En République Démocratique du Congo, il n’est pas fréquent d’assister à la conception et la mise en œuvre des politiques de développement par les communes qui parviennent à faire leurs preuves. Pourtant, ces entités jouissent d’une autonomie administrative et financière conformément aux textes législatifs et réglementaires les régissant. Cette situation, nous paraît anormale d’autant plus que certaines de ces communes sont plus vastes que certaines agglomérations et des Etats qui ont réussi à impulser un développement endogène. Ce constat qui est valable pour la commune de Lemba, un des rôles Au centre d’ordonnancement dans une entité décentralisée de la ville province de Kinshasa a attiré notre attention.
Ainsi, à travers la présente étude, bien qu’il puisse avoir diverses raisons à la base du constat fait, nous cherchons à analyser les recettes perçues par la commune de Lemba et ses dépenses courantes en vue d’examiner si un surplus pouvant servir au développement endogène est possible. Ainsi, notre problématique tourne autour des questions suivantes: 1. Quel est l’importance du centre d’ordonnancement au sein de la commune et dans le cadre de la bonne gouvernance des finances publics 2. Quelles sont les difficultés rencontrées par cette entité dans la mobilisation des recettes?
Les recettes municipales sont celles qui sont perçues au sein de la commune par les différents services organisés pour le compte du Trésor Public.

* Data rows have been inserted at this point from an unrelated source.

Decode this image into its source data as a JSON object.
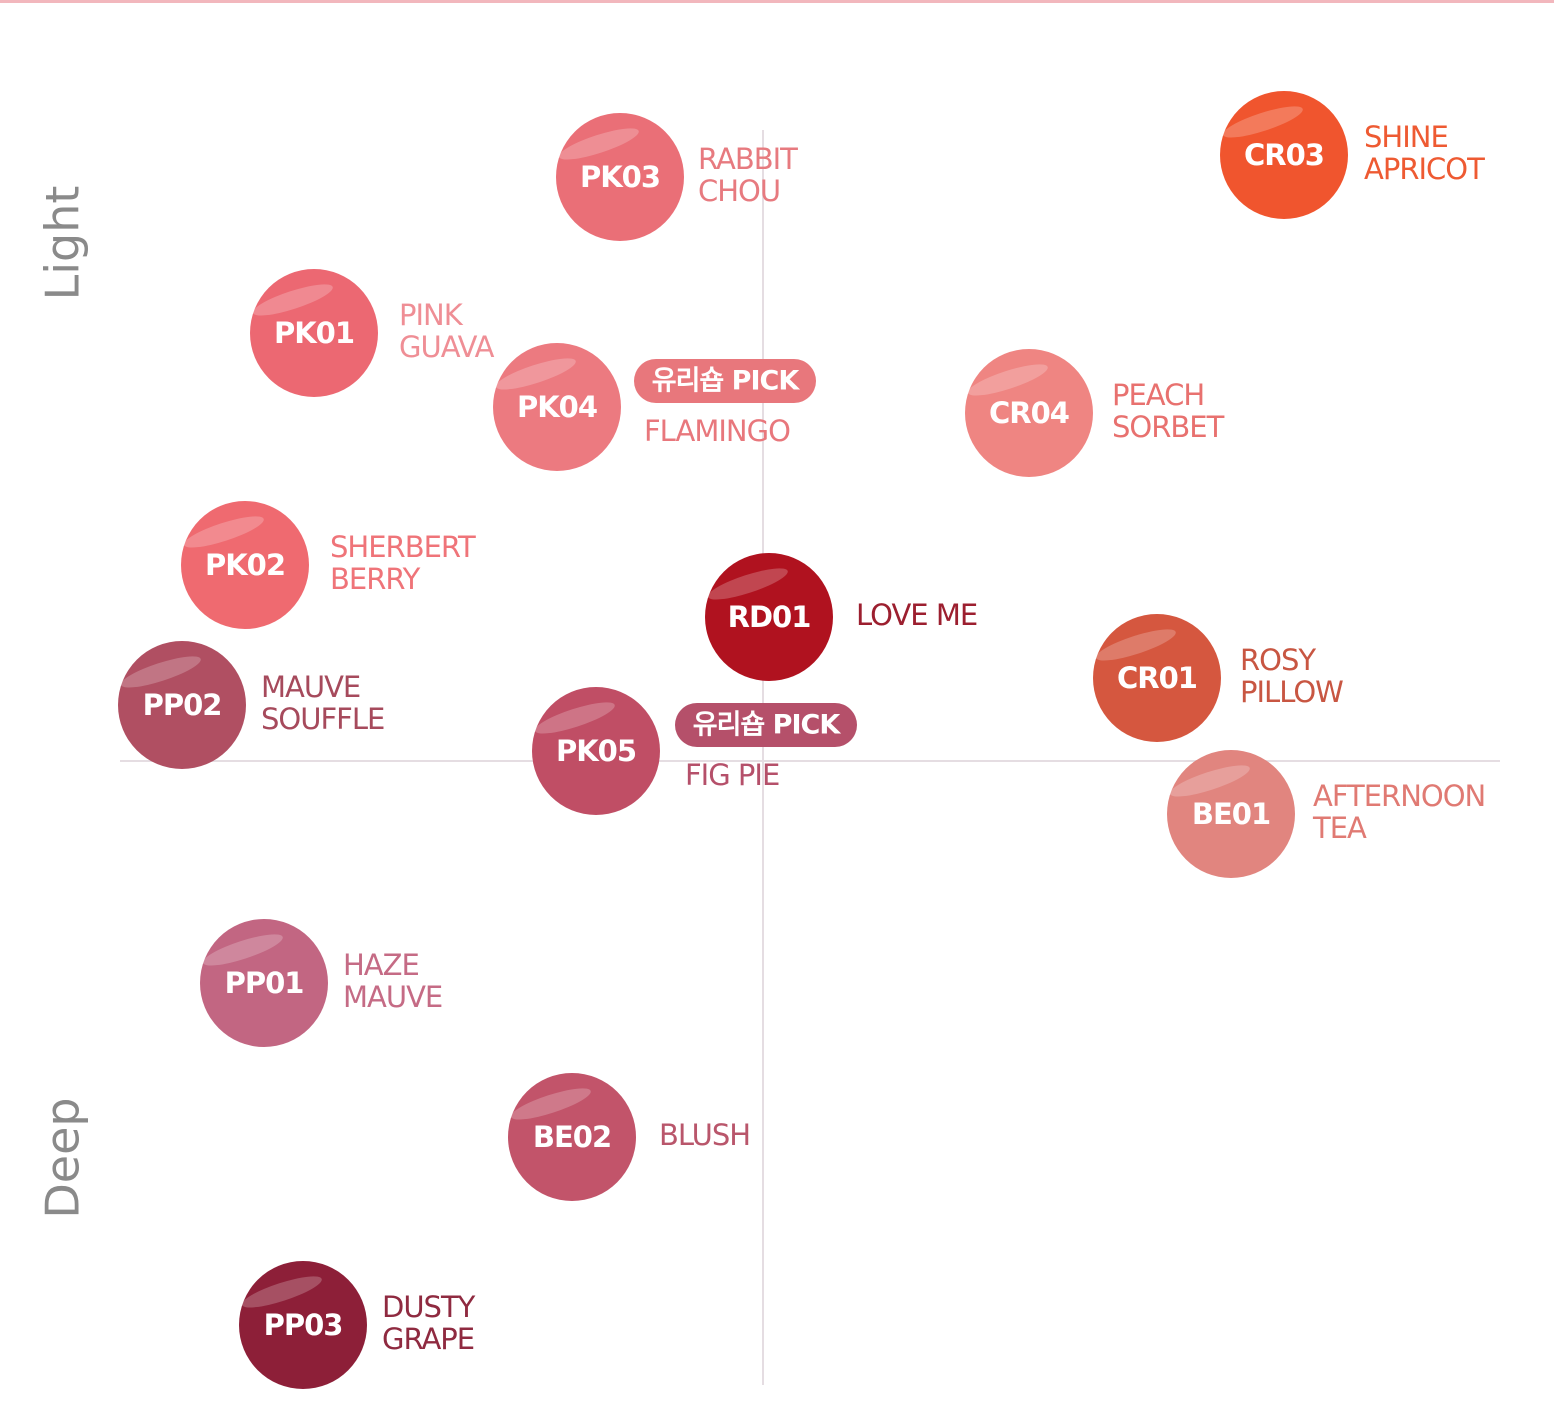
{
  "axis_labels": {
    "top": "Light",
    "bottom": "Deep"
  },
  "nodes": [
    {
      "code": "PK03",
      "name": [
        "RABBIT",
        "CHOU"
      ],
      "color": "#ea6f77",
      "label_color": "#e77a7f"
    },
    {
      "code": "CR03",
      "name": [
        "SHINE",
        "APRICOT"
      ],
      "color": "#f0552e",
      "label_color": "#ee5a32"
    },
    {
      "code": "PK01",
      "name": [
        "PINK",
        "GUAVA"
      ],
      "color": "#ec6872",
      "label_color": "#ef8e95"
    },
    {
      "code": "PK04",
      "badge": "유리숍 PICK",
      "name": [
        "FLAMINGO"
      ],
      "color": "#ec7a80",
      "label_color": "#e8777c"
    },
    {
      "code": "CR04",
      "name": [
        "PEACH",
        "SORBET"
      ],
      "color": "#ef8582",
      "label_color": "#e8716f"
    },
    {
      "code": "PK02",
      "name": [
        "SHERBERT",
        "BERRY"
      ],
      "color": "#ef6a70",
      "label_color": "#ef7479"
    },
    {
      "code": "RD01",
      "name": [
        "LOVE ME"
      ],
      "color": "#b0121f",
      "label_color": "#9c1f2f"
    },
    {
      "code": "CR01",
      "name": [
        "ROSY",
        "PILLOW"
      ],
      "color": "#d5573f",
      "label_color": "#c85642"
    },
    {
      "code": "PP02",
      "name": [
        "MAUVE",
        "SOUFFLE"
      ],
      "color": "#b04f62",
      "label_color": "#a64a5c"
    },
    {
      "code": "PK05",
      "badge": "유리숍 PICK",
      "name": [
        "FIG PIE"
      ],
      "color": "#c04e65",
      "label_color": "#b5506a"
    },
    {
      "code": "BE01",
      "name": [
        "AFTERNOON",
        "TEA"
      ],
      "color": "#e1857f",
      "label_color": "#e07a73"
    },
    {
      "code": "PP01",
      "name": [
        "HAZE",
        "MAUVE"
      ],
      "color": "#c26682",
      "label_color": "#c56b85"
    },
    {
      "code": "BE02",
      "name": [
        "BLUSH"
      ],
      "color": "#c2546a",
      "label_color": "#b9566b"
    },
    {
      "code": "PP03",
      "name": [
        "DUSTY",
        "GRAPE"
      ],
      "color": "#8d1f38",
      "label_color": "#8f2a40"
    }
  ]
}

La constitution de la troisième République du 18 février 2006 à consacré une nouvelle organisation politique qui repose sur trois paliers du pouvoir, à savoir: l’Etat, les provinces et les Entités Territoriales Décentralisées. La loi n°08/012 du 31 juillet 2008 portant principes fondamentaux relatifs à la libre administration des provinces reconnait l’autonomie de celles-ci sur la gestion des ressources humaines, économiques, financières et techniques et les dote des ressources propres. Ces ressources propres sont constituées des impôts, des taxes et des recettes de participation. A cet égard, la loi susvisée dispose que les taxes et les droits provinciaux et locaux comprennent notamment les taxes d’intérêt commun, les taxes spécifiques à chaque province et à chaque Entité et les recettes administratives attachées aux actes générateurs dont la décision relève de la compétence des provinces. A cet égard, la Loi susvisée dispose que les taxes et les droits provinciaux et locaux comprennent les taxes d’intérêt commun, les taxes spécifiques à chaque Entité et les recettes administratives rattachées aux actes générateurs dont la décision relève de la compétence des provinces.